Our world changed three years ago. In some ways, it is hard to believe it’s been that long already. In other ways, it’s almost difficult to believe this “new normal” hasn’t always been our way of life. For just a moment, I would like to take us all back though to those first few months after the COVID-19 pandemic and the few months prior it hitting home and shutting down our state in March 2020.
Remember those days before COVID? Looking back, it’s almost hard to believe how invincible we believed ourselves to be.

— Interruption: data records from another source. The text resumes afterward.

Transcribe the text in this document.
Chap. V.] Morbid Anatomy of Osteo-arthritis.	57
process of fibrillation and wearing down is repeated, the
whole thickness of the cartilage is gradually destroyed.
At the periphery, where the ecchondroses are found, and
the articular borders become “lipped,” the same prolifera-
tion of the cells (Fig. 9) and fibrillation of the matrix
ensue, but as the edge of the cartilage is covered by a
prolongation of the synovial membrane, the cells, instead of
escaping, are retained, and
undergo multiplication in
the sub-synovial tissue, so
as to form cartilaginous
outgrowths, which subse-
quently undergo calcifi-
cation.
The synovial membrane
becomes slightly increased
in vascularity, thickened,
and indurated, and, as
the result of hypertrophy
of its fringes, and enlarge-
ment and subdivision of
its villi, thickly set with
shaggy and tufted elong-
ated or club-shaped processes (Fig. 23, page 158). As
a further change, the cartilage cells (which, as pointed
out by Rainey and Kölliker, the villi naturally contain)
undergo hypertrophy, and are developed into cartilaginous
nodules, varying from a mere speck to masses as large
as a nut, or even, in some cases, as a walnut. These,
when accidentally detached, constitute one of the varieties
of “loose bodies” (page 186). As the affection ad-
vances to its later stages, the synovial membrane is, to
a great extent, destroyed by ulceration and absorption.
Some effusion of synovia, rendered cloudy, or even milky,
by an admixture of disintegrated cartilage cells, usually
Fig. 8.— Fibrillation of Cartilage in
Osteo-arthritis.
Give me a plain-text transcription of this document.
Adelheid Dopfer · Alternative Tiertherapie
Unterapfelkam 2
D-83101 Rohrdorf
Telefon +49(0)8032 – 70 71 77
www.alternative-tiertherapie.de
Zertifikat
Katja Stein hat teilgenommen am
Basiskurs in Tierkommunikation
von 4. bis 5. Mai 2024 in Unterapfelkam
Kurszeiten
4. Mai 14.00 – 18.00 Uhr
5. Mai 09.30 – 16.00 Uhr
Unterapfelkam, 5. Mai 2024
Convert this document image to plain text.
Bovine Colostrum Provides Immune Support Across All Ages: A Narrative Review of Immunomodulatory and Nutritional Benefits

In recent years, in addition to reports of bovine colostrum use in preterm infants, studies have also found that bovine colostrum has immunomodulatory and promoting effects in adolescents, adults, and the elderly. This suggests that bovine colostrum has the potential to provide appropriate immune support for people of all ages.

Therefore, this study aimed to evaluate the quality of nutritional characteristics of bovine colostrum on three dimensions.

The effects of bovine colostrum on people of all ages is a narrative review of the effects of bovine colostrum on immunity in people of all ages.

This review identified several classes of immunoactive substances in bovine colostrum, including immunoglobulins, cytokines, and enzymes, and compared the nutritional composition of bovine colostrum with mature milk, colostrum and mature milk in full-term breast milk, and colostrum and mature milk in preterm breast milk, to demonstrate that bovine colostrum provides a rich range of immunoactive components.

Of course, we all saw the devastation happening elsewhere for months and yet most of us went about our daily lives in those days and weeks before the pandemic hit Michigan, never imagining it could impact us.
While many of us were blissfully going about our business not even beginning to imagine the impact this worldwide pandemic would have, the State Bar of Michigan was getting ready.
Preparations officially began on the day after Christmas 2019 when the State Bar of Michigan’s former executive director, Janet Welch, and our current one, Peter Cunningham, started brainstorming on how to handle the coronavirus.
The State Bar of Michigan began buying laptop computers, installing Microsoft Teams so we could have virtual meetings, and assessing what it would take to operate remotely and out of office.
Nationwide, many state bars and lawyer referral services — like a lot of other businesses — closed. Of course, the State Bar of Michigan offices closed, but we remained hard at work. The State Bar of Michigan became the one-stop resource for attorneys and information sharing and keeping members updated during the unprecedented challenges we all faced.
We not only sustained our services, though; we also expanded them. In a matter of days, the State Bar of Michigan launched two brand new programs to support the needs of our state.
First, the State Bar launched a hotline for residents and recruited a team of 120 attorneys working on a pro bono basis to help answer questions regarding the flood of uncertainties. These concerns covered everything from workplace disputes to landlord-tenant issues. At its height, the hotline received more than 400 calls a day from Michigan residents with nowhere else to turn.
Second, the State Bar of Michigan launched a pro bono helpline for frontline responders created to provide free legal help to Michigan’s essential workers. The number-one legal issue handled by this hotline was frontline workers looking to prepare their wills just in case they lost their lives protecting ours.
And as a result of these efforts, the American Bar Association awarded the State Bar of Michigan with its Cindy A. Raisch Award, which recognizes outstanding achievement in lawyer referral services for our response to the COVID-19 pandemic.
These programs speak to the deep dedication of staff and the State Bar’s commitment to creating innovative solutions to serve the needs of Michigan attorney and the public — even in the midst of a crisis.
While it is an honor for the State Bar to receive recognition for its foresight and innovation during the height of the pandemic, our work by no means ends there. Now, three years since the official start of the pandemic in Michigan, you can continue to see the State Bar of Michigan’s commitment at work daily.
For instance, the State Bar of Michigan is leading national efforts to help attorneys struggling with addiction, depression, or other wellness issues because the sad fact is that lawyers commit suicide at a rate that is six times higher than the general public. Also, the State Bar of Michigan is working with stakeholders to increase access to justice in civil courts and supporting the work of the Supreme Court’s new Commission on Diversity Equity and Inclusion.
Make no mistake about it, COVID-19 challenged all of us in ways we never could have fully predicted. When I look back, I do so with pride knowing that the State Bar of Michigan stepped up. We served without interruption. We provided leadership, answers, and innovative new ideas. We served.
As the State Bar of Michigan’s very first president, Roberts P. Hudson, said, “No organization of lawyers can long survive which has not for its primary object the protection of the public.”
His words are not only wise; they are the motto of the State Bar of Michigan. Looking back over these last three years, we all should be proud of the work our Bar has done, is doing now, and will do in the future.